L’unité girondine non seulement va survivre mais en sus doubler son chiffre d’affaires, qui est de 7,5 millions d’euros, même si ce marché de pignons high-tech implique un investissement en machines-outils de 4 à 5 millions d’euros sur trois ans. Aujourd’hui, le cahier des charges d’Altia se répartit à 70 % dans la sous-traitance automobile et 20 % dans divers productions industrielles. Doté d’un bureau d’étude, le site d’Altia Saint-Médard est capable de réaliser toutes les opérations d’usinage sur des pièces en acier, aluminium et laiton Hervé Pons, « Un sous-traitant fo....

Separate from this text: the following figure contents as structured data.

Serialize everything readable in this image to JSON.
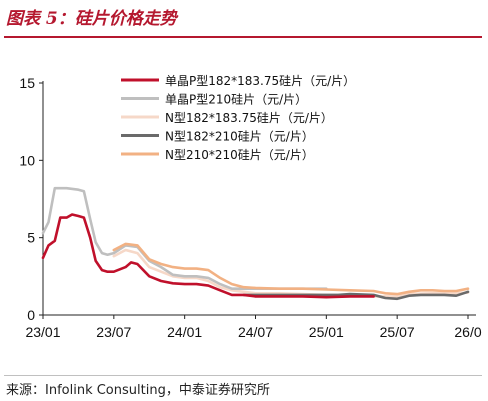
{
  "figure": {
    "title": "图表 5：硅片价格走势",
    "source": "来源：Infolink Consulting，中泰证券研究所"
  },
  "chart_data": {
    "type": "line",
    "x_start": "2023-01",
    "x_end": "2026-01",
    "xticks": [
      "23/01",
      "23/07",
      "24/01",
      "24/07",
      "25/01",
      "25/07",
      "26/0"
    ],
    "yticks": [
      "0",
      "5",
      "10",
      "15"
    ],
    "ylim": [
      0,
      15
    ],
    "grid": false,
    "legend_position": "top-center",
    "series": [
      {
        "name": "单晶P型182*183.75硅片（元/片）",
        "color": "#c0102b",
        "points": [
          [
            "2023-01",
            3.7
          ],
          [
            "2023-01-15",
            4.5
          ],
          [
            "2023-02",
            4.8
          ],
          [
            "2023-02-15",
            6.3
          ],
          [
            "2023-03",
            6.3
          ],
          [
            "2023-03-15",
            6.5
          ],
          [
            "2023-04",
            6.4
          ],
          [
            "2023-04-15",
            6.3
          ],
          [
            "2023-05",
            5.0
          ],
          [
            "2023-05-15",
            3.5
          ],
          [
            "2023-06",
            2.9
          ],
          [
            "2023-06-15",
            2.8
          ],
          [
            "2023-07",
            2.8
          ],
          [
            "2023-08",
            3.1
          ],
          [
            "2023-08-15",
            3.4
          ],
          [
            "2023-09",
            3.3
          ],
          [
            "2023-10",
            2.5
          ],
          [
            "2023-11",
            2.2
          ],
          [
            "2023-12",
            2.05
          ],
          [
            "2024-01",
            2.0
          ],
          [
            "2024-02",
            2.0
          ],
          [
            "2024-03",
            1.9
          ],
          [
            "2024-04",
            1.6
          ],
          [
            "2024-05",
            1.3
          ],
          [
            "2024-06",
            1.3
          ],
          [
            "2024-07",
            1.2
          ],
          [
            "2024-09",
            1.2
          ],
          [
            "2024-11",
            1.2
          ],
          [
            "2025-01",
            1.15
          ],
          [
            "2025-03",
            1.2
          ],
          [
            "2025-05",
            1.2
          ]
        ]
      },
      {
        "name": "单晶P型210硅片（元/片）",
        "color": "#bfbfbf",
        "points": [
          [
            "2023-01",
            5.3
          ],
          [
            "2023-01-15",
            6.0
          ],
          [
            "2023-02",
            8.2
          ],
          [
            "2023-03",
            8.2
          ],
          [
            "2023-04",
            8.1
          ],
          [
            "2023-04-15",
            8.0
          ],
          [
            "2023-05",
            6.2
          ],
          [
            "2023-05-15",
            4.7
          ],
          [
            "2023-06",
            4.0
          ],
          [
            "2023-06-15",
            3.9
          ],
          [
            "2023-07",
            4.0
          ],
          [
            "2023-08",
            4.5
          ],
          [
            "2023-09",
            4.4
          ],
          [
            "2023-10",
            3.5
          ],
          [
            "2023-11",
            3.1
          ],
          [
            "2023-12",
            2.6
          ],
          [
            "2024-01",
            2.5
          ],
          [
            "2024-02",
            2.5
          ],
          [
            "2024-03",
            2.4
          ],
          [
            "2024-04",
            2.0
          ],
          [
            "2024-05",
            1.7
          ],
          [
            "2024-06",
            1.7
          ],
          [
            "2024-07",
            1.7
          ],
          [
            "2024-09",
            1.7
          ],
          [
            "2024-11",
            1.7
          ],
          [
            "2025-01",
            1.7
          ]
        ]
      },
      {
        "name": "N型182*183.75硅片（元/片）",
        "color": "#f6d8c8",
        "points": [
          [
            "2023-07",
            3.8
          ],
          [
            "2023-08",
            4.2
          ],
          [
            "2023-09",
            4.0
          ],
          [
            "2023-10",
            3.1
          ],
          [
            "2023-11",
            2.8
          ],
          [
            "2023-12",
            2.5
          ],
          [
            "2024-01",
            2.4
          ],
          [
            "2024-02",
            2.4
          ],
          [
            "2024-03",
            2.2
          ],
          [
            "2024-04",
            1.8
          ],
          [
            "2024-05",
            1.6
          ],
          [
            "2024-06",
            1.5
          ],
          [
            "2024-07",
            1.4
          ],
          [
            "2024-09",
            1.4
          ],
          [
            "2024-11",
            1.35
          ],
          [
            "2025-01",
            1.3
          ],
          [
            "2025-03",
            1.3
          ],
          [
            "2025-05",
            1.2
          ],
          [
            "2025-07",
            1.2
          ],
          [
            "2025-08",
            1.35
          ],
          [
            "2025-10",
            1.4
          ],
          [
            "2025-12",
            1.4
          ],
          [
            "2026-01",
            1.45
          ]
        ]
      },
      {
        "name": "N型182*210硅片（元/片）",
        "color": "#6a6a6a",
        "points": [
          [
            "2024-06",
            1.3
          ],
          [
            "2024-07",
            1.3
          ],
          [
            "2024-09",
            1.3
          ],
          [
            "2024-11",
            1.3
          ],
          [
            "2025-01",
            1.3
          ],
          [
            "2025-02",
            1.3
          ],
          [
            "2025-03",
            1.35
          ],
          [
            "2025-05",
            1.3
          ],
          [
            "2025-06",
            1.1
          ],
          [
            "2025-07",
            1.05
          ],
          [
            "2025-08",
            1.25
          ],
          [
            "2025-09",
            1.3
          ],
          [
            "2025-10",
            1.3
          ],
          [
            "2025-11",
            1.3
          ],
          [
            "2025-12",
            1.25
          ],
          [
            "2026-01",
            1.5
          ]
        ]
      },
      {
        "name": "N型210*210硅片（元/片）",
        "color": "#f2b183",
        "points": [
          [
            "2023-07",
            4.2
          ],
          [
            "2023-08",
            4.6
          ],
          [
            "2023-09",
            4.5
          ],
          [
            "2023-10",
            3.6
          ],
          [
            "2023-11",
            3.3
          ],
          [
            "2023-12",
            3.1
          ],
          [
            "2024-01",
            3.0
          ],
          [
            "2024-02",
            3.0
          ],
          [
            "2024-03",
            2.9
          ],
          [
            "2024-04",
            2.4
          ],
          [
            "2024-05",
            2.0
          ],
          [
            "2024-06",
            1.8
          ],
          [
            "2024-07",
            1.75
          ],
          [
            "2024-09",
            1.7
          ],
          [
            "2024-11",
            1.7
          ],
          [
            "2025-01",
            1.65
          ],
          [
            "2025-03",
            1.6
          ],
          [
            "2025-05",
            1.55
          ],
          [
            "2025-06",
            1.4
          ],
          [
            "2025-07",
            1.35
          ],
          [
            "2025-08",
            1.5
          ],
          [
            "2025-09",
            1.6
          ],
          [
            "2025-10",
            1.6
          ],
          [
            "2025-11",
            1.55
          ],
          [
            "2025-12",
            1.55
          ],
          [
            "2026-01",
            1.7
          ]
        ]
      }
    ]
  }
}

Une usine à l’écart d’un écosystème local L’historien de l’économie et des entreprises ne peut évidemment pas apporter de conclusion à un épisode aussi actuel, inachevé ! Au-delà de l’histoire du site, son dédoublement en deux sous-sites, son positionnement au sein de la stratégie d’une firme à la fois européenne et multinationale, on ne peut que soulever des hypothèses. L’une d’entre elle tourne autour de la perception d’une situation de porte-à-faux d’une usine excentrée par rapport à un système productif de branche et isolée par rapport aux systèmes productifs territoriaux girondins.

L’historien ne croit pas que le destin de cet établissement s’inscrive dans le processus de « désindustrialisation » qui bouleverse tant de régions de tant de sous-continents ; mais il pense que la re-spécialisation de ces territoires au nom des contraintes de productivité, de compétitivité et de capital de compétences, dans le cadre de la globalisation ou de l’européanisation, impose des flux d’investissements, de technologies et de main-d’œuvre vers des pôles dominants.